There's also something called VDSO, that (among other things) uses
vsyscall if availabe, or the best implementation available. So there are
platforms that do not provide vsyscall, and in that case it'd be just as
slow as a regular syscall :(

I wouldn't expect a patch that works fine on Linux but not on other
platforms to be accepted, unless there's a compile-time configure switch
(--with-timings) that'd allow to disable that.

Another option would be to reimplement the vsyscall, even on platforms
that don't provide it. The principle is actually quite simple - allocate a
shared memory, store there a current time and update it whenever a clock
interrupt happens. This is basically what Greg suggested in one of the
previous posts, where "regularly" means "on every interrupt". Greg was
worried about the precision, but this should be just fine I guess. It's
the precision you get on Linux, anyway ...

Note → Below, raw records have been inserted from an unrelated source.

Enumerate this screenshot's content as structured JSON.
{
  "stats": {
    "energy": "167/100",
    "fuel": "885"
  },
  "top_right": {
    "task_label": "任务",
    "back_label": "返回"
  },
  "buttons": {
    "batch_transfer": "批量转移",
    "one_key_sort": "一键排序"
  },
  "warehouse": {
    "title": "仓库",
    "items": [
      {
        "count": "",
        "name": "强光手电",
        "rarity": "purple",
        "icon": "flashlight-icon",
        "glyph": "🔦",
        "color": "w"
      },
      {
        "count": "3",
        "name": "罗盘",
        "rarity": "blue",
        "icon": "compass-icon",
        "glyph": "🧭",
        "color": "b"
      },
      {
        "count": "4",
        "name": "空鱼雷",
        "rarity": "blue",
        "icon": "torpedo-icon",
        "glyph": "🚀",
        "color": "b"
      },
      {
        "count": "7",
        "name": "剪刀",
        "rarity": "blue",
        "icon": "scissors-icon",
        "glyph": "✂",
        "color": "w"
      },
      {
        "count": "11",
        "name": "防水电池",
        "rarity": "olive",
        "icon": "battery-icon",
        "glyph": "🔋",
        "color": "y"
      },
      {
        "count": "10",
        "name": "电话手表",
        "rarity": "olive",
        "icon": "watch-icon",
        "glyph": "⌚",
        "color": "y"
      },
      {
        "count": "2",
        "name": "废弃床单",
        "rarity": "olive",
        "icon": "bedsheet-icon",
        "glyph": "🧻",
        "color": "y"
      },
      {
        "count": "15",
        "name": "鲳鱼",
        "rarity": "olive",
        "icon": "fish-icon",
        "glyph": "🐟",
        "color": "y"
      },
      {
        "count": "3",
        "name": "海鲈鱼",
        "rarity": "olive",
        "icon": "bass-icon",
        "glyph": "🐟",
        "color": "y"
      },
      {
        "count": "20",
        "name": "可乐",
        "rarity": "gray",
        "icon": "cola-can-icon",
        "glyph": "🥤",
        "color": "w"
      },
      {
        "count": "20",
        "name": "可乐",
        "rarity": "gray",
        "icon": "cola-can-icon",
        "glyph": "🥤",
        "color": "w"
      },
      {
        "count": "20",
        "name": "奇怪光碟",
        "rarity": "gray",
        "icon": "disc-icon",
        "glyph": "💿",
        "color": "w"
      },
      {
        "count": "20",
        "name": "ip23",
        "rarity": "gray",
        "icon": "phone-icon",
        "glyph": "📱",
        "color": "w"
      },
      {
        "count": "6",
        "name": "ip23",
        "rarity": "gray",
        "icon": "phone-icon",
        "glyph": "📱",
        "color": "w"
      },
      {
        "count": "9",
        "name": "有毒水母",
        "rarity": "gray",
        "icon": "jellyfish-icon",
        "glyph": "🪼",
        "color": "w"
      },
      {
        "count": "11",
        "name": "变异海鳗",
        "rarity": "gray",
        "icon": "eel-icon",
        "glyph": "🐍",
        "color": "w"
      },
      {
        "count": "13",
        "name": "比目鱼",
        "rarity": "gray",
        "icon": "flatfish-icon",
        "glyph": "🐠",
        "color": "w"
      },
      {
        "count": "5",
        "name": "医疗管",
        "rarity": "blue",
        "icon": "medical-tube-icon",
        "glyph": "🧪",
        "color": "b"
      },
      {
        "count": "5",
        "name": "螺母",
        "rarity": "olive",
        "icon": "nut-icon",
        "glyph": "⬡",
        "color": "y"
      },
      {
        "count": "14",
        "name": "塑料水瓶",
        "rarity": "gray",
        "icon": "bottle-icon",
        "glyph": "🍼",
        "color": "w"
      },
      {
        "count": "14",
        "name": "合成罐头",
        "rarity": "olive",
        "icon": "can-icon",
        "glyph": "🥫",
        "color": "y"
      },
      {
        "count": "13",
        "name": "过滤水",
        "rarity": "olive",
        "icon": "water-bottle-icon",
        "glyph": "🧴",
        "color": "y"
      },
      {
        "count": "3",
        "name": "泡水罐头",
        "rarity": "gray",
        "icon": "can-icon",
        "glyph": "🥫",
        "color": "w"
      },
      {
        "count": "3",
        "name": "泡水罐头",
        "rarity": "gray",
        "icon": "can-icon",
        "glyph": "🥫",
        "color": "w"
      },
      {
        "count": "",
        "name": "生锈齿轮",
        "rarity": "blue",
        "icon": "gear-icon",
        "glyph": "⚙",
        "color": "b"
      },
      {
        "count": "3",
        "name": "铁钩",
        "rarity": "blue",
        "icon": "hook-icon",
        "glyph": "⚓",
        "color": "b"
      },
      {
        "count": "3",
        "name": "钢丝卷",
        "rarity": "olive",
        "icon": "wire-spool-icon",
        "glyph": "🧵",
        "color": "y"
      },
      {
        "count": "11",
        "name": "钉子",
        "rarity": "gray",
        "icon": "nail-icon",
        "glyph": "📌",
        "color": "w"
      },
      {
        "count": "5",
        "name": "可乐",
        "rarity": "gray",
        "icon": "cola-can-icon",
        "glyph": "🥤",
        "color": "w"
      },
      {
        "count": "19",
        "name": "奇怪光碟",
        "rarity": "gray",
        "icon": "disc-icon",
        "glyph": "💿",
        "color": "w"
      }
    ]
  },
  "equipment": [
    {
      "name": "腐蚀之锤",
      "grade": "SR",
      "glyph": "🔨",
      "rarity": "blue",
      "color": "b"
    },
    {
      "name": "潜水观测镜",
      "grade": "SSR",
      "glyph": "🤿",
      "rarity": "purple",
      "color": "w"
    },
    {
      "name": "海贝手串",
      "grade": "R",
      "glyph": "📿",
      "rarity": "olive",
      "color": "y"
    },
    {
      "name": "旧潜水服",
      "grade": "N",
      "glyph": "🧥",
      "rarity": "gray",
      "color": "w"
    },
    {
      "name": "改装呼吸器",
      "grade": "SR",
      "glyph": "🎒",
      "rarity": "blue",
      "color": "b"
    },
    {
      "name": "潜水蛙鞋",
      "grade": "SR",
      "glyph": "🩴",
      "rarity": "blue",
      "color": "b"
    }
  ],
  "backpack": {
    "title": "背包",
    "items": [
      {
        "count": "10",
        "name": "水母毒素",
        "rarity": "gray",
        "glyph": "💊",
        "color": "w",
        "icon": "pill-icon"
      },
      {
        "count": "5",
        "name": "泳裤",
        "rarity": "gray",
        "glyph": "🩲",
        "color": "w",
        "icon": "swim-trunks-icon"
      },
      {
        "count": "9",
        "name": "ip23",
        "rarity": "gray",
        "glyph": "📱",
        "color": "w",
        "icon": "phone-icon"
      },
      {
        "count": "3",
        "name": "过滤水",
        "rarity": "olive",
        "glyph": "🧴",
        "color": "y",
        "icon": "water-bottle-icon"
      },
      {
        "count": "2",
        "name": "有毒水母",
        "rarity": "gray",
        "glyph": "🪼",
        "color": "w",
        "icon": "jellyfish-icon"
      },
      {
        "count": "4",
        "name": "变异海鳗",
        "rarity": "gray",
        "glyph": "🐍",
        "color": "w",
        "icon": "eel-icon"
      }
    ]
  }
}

>> I recall a patch similar to this one was submitted by Greg Stark some
> time ago. It used the info for different reasons--to try and figure out
> whether reads were cached or not--but I believe it withered rather than
> being implemented mainly because it ran into the same fundamental
> roadblocks here. My memory could be wrong here, there were also concerns
> about what the data would be used for.

The difficulty when distinguishing whether the reads were cached or not is
the price we pay for using filesystem cache instead of managing our own.
Not sure if this can be solved just by measuring the latency - with
spinners it's quite easy, the differences are rather huge (and it's not
difficult to derive that even from pgbench log). But with SSDs, multiple
tablespaces on different storage, etc. it gets much harder.